“On Saturday morning, an accident which has unfortunately terminated fatally, occurred to a man named Dobson,” starts a news article from the 1850s. “The deceased sat upon the stone while it was being raised, to prevent it shaking the scaffolding”.
I read this out loud to an audience as part of a talk on the construction site he was working on. The audience laughed. It does seem ludicrous now. You place a labourer on a two-tonne stone 50 feet from the ground to stop it shaking. He was acting as an anchor, a stabiliser. Health and safety has only become more robust over the past few years because employers and owners are being made legally responsible. And any failings in that, would result in fines or imprisonment. To us, in our country today, life is not cheap and we take health and safety seriously. We also take it for granted.
Reading on, “… one of the poles suddenly broke, and the ponderous mass of stone fell to the earth. The deceased was thrown upon the ground with considerable violence, and when raised was found to be quite insensible. He was removed to the Fox and Hounds public house, Seething Wells, Kingston, where he lingered until yesterday morning, when death put an end to his sufferings.”
The journalist has gathered the events, the facts and written it in his own language. There is no on the spot reporting, interviewing witnesses, the doctor, or landlord of the pub to where he was taken. There is no formula of the “who, what, when, where, why”. The journalist did not go into Dobson’s life, the background “human interest” story, his age, where he lived, or the family he left behind. No character descriptions or tributes from his family, friends or colleagues. No statements from the employers, whose “thoughts and wishes go to the family”.
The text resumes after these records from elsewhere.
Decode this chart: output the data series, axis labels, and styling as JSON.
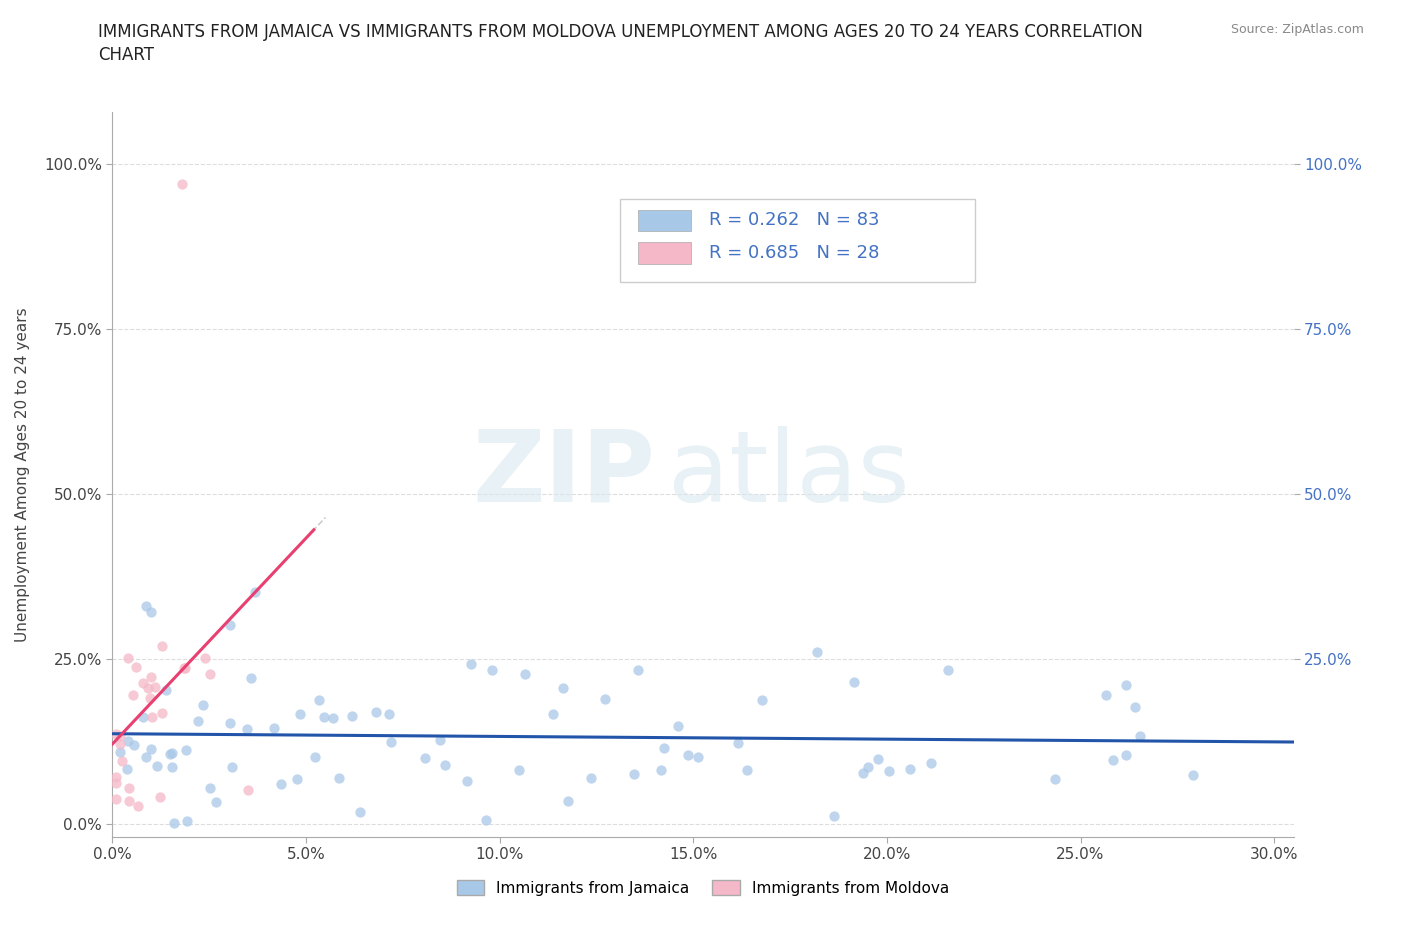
{
  "title_line1": "IMMIGRANTS FROM JAMAICA VS IMMIGRANTS FROM MOLDOVA UNEMPLOYMENT AMONG AGES 20 TO 24 YEARS CORRELATION",
  "title_line2": "CHART",
  "source_text": "Source: ZipAtlas.com",
  "ylabel": "Unemployment Among Ages 20 to 24 years",
  "xlim": [
    0.0,
    0.305
  ],
  "ylim": [
    -0.02,
    1.08
  ],
  "ylim_data": [
    0.0,
    1.0
  ],
  "xtick_labels": [
    "0.0%",
    "5.0%",
    "10.0%",
    "15.0%",
    "20.0%",
    "25.0%",
    "30.0%"
  ],
  "xtick_vals": [
    0.0,
    0.05,
    0.1,
    0.15,
    0.2,
    0.25,
    0.3
  ],
  "ytick_labels": [
    "0.0%",
    "25.0%",
    "50.0%",
    "75.0%",
    "100.0%"
  ],
  "ytick_vals": [
    0.0,
    0.25,
    0.5,
    0.75,
    1.0
  ],
  "right_ytick_labels": [
    "100.0%",
    "75.0%",
    "50.0%",
    "25.0%"
  ],
  "right_ytick_vals": [
    1.0,
    0.75,
    0.5,
    0.25
  ],
  "watermark_zip": "ZIP",
  "watermark_atlas": "atlas",
  "jamaica_color": "#a8c8e8",
  "moldova_color": "#f5b8c8",
  "jamaica_line_color": "#2255aa",
  "moldova_line_color": "#e84070",
  "dash_line_color": "#cccccc",
  "R_jamaica": 0.262,
  "N_jamaica": 83,
  "R_moldova": 0.685,
  "N_moldova": 28,
  "bg_color": "#ffffff",
  "grid_color": "#dddddd",
  "title_fontsize": 12,
  "label_fontsize": 11,
  "tick_fontsize": 11,
  "legend_fontsize": 13,
  "right_tick_color": "#4472c4"
}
Instead, the writing is poetic. The journalist has used very descriptive language to report the tragedy. He would have needed to. There was no visual imagery to show the readers the scene, the equipment, the two-ton stone, the body being taken to the nearby pub. Photography was not developed and illustrations were expensive. Reporting needed a visual language to build up a picture in the mind’s eye. The article focuses on the moment of the accident and the death. We are transported to that moment through the poetic language.
Who was Dobson? Labourers and workers were itinerant. They travelled around the country in gangs, working on large construction projects. But Dobson, may have been local. In the 1851 census, there is a William Dobson who lived in Hampton with his widowed mother and older sister.
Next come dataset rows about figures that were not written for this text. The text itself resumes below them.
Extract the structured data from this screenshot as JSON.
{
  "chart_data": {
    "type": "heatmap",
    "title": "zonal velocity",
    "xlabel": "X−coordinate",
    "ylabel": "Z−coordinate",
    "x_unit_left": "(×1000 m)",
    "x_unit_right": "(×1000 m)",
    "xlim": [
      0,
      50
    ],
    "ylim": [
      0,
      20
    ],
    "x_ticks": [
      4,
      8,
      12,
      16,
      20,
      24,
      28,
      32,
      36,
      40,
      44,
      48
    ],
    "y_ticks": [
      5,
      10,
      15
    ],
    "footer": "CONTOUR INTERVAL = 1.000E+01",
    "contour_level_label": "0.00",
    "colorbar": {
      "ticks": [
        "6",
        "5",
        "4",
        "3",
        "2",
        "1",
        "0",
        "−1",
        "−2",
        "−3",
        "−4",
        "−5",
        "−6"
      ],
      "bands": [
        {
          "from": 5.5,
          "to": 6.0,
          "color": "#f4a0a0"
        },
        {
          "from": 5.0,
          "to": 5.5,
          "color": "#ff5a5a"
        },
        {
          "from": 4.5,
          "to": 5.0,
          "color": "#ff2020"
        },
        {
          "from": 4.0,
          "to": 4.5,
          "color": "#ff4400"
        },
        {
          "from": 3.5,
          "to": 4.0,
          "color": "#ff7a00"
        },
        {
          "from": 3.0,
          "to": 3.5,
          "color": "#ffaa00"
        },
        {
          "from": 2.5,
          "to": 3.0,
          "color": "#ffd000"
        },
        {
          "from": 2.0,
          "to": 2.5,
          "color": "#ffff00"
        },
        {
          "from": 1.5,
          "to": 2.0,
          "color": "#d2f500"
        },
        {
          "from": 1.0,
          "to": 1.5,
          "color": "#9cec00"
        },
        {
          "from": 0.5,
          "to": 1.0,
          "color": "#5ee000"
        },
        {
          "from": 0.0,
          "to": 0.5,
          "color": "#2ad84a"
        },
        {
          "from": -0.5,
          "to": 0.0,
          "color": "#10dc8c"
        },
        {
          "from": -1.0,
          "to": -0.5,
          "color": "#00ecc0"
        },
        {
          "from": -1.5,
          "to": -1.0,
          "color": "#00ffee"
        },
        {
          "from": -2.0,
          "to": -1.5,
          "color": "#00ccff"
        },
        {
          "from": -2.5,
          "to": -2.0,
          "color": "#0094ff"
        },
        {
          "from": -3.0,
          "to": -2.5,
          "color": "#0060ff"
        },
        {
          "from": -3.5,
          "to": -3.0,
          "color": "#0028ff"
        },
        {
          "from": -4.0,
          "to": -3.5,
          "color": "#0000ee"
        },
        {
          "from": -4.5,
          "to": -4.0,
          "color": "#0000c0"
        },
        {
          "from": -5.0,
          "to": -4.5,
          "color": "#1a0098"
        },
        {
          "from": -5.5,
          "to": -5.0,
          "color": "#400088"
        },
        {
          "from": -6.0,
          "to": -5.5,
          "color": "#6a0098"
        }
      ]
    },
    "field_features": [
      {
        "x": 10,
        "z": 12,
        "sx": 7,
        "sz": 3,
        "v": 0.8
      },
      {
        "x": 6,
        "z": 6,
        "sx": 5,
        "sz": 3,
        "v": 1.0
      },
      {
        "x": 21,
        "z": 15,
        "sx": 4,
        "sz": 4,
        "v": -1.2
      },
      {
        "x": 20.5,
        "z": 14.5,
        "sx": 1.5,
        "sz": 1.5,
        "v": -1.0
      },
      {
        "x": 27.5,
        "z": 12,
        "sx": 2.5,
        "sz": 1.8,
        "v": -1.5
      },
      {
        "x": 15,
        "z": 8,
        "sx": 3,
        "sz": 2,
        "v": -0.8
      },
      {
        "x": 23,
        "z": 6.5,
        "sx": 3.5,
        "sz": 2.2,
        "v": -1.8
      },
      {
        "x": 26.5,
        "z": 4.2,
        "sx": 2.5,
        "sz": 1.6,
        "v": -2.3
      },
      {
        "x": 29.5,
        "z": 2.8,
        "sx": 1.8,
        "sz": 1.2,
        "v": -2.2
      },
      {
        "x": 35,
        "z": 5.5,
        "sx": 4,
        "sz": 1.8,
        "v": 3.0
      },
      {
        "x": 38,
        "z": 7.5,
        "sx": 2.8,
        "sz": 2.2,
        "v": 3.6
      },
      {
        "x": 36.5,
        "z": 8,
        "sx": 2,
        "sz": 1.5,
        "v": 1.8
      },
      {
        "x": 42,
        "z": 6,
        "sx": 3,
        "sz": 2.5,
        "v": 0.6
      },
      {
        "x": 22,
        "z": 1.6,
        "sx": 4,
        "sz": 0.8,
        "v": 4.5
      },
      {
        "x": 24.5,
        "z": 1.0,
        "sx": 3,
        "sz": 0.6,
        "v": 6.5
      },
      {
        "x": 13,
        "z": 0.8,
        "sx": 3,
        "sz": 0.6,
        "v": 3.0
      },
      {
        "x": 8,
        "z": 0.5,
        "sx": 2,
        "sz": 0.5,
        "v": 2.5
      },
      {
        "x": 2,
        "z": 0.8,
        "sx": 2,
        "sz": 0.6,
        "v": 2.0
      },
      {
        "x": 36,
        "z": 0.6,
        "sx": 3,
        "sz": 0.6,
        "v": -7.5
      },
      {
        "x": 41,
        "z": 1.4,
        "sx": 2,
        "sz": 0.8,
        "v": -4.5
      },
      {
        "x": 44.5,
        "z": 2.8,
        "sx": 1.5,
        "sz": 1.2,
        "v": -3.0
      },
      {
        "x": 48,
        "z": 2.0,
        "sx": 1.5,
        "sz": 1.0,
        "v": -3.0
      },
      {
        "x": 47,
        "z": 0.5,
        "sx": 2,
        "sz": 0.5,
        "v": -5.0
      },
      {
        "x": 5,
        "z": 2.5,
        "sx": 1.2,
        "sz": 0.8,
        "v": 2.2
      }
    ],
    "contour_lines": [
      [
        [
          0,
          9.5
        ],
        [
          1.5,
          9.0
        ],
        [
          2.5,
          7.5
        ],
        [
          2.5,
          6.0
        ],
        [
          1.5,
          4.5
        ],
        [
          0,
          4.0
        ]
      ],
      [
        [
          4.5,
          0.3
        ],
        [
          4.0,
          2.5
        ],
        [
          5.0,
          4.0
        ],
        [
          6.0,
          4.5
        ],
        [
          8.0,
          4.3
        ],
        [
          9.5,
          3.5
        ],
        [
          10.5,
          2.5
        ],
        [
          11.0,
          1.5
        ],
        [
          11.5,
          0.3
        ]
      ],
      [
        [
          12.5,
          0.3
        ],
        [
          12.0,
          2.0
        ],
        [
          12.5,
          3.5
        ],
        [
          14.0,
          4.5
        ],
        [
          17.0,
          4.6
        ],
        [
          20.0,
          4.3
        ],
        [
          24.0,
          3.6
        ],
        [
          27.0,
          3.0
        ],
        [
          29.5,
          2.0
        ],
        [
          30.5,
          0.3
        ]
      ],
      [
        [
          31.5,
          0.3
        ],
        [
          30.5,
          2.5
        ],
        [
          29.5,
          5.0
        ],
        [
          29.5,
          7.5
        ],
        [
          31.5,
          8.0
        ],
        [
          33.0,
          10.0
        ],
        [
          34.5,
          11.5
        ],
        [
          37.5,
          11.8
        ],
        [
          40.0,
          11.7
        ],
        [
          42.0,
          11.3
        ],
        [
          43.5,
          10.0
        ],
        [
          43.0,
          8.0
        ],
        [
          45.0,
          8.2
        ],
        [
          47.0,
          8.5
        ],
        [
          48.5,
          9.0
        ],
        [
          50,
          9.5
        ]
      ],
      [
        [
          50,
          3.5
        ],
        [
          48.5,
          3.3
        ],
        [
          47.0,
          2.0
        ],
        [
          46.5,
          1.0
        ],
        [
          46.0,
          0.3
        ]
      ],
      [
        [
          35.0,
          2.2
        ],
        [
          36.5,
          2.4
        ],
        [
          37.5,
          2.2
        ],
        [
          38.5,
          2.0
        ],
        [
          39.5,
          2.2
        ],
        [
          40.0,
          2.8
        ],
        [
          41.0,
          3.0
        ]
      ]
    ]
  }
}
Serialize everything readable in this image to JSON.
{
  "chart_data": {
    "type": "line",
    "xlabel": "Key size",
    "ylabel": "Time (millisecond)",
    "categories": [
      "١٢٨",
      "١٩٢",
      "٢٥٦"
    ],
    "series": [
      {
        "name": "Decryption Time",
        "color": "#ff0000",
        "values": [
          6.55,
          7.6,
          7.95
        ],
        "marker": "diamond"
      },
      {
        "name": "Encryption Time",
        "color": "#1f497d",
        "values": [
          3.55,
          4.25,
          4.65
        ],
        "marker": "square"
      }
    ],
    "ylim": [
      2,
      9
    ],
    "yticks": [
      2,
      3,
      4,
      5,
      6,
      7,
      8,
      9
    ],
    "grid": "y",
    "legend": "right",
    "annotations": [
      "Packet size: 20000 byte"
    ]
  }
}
In the census, William was 24 making him 27 in ’54, when the accident happened. In the 1861 census he is not there at that address, although his mother and sister were. If he were this man, then his mother, Ann, had lost her husband and son. She was a charwoman and her daughter, Emma, was a washerwoman. They were poor, and the loss of William would have had a financial impact.
No doubt his mother and sister suffered loss, grievance and remembered him with all the love that a mother and sister would have. His extended family, friends and neighbours, remembered him, but as the generations went by, his decedents would have less of a connection with him and at some point, he was forgotten. But here William pops up and is re-remembered by us who never knew him, looking him up in the census, at where he lived on maps and touched by the poetic piece of his death; a small newspaper clipping, stumbled on by a random online search.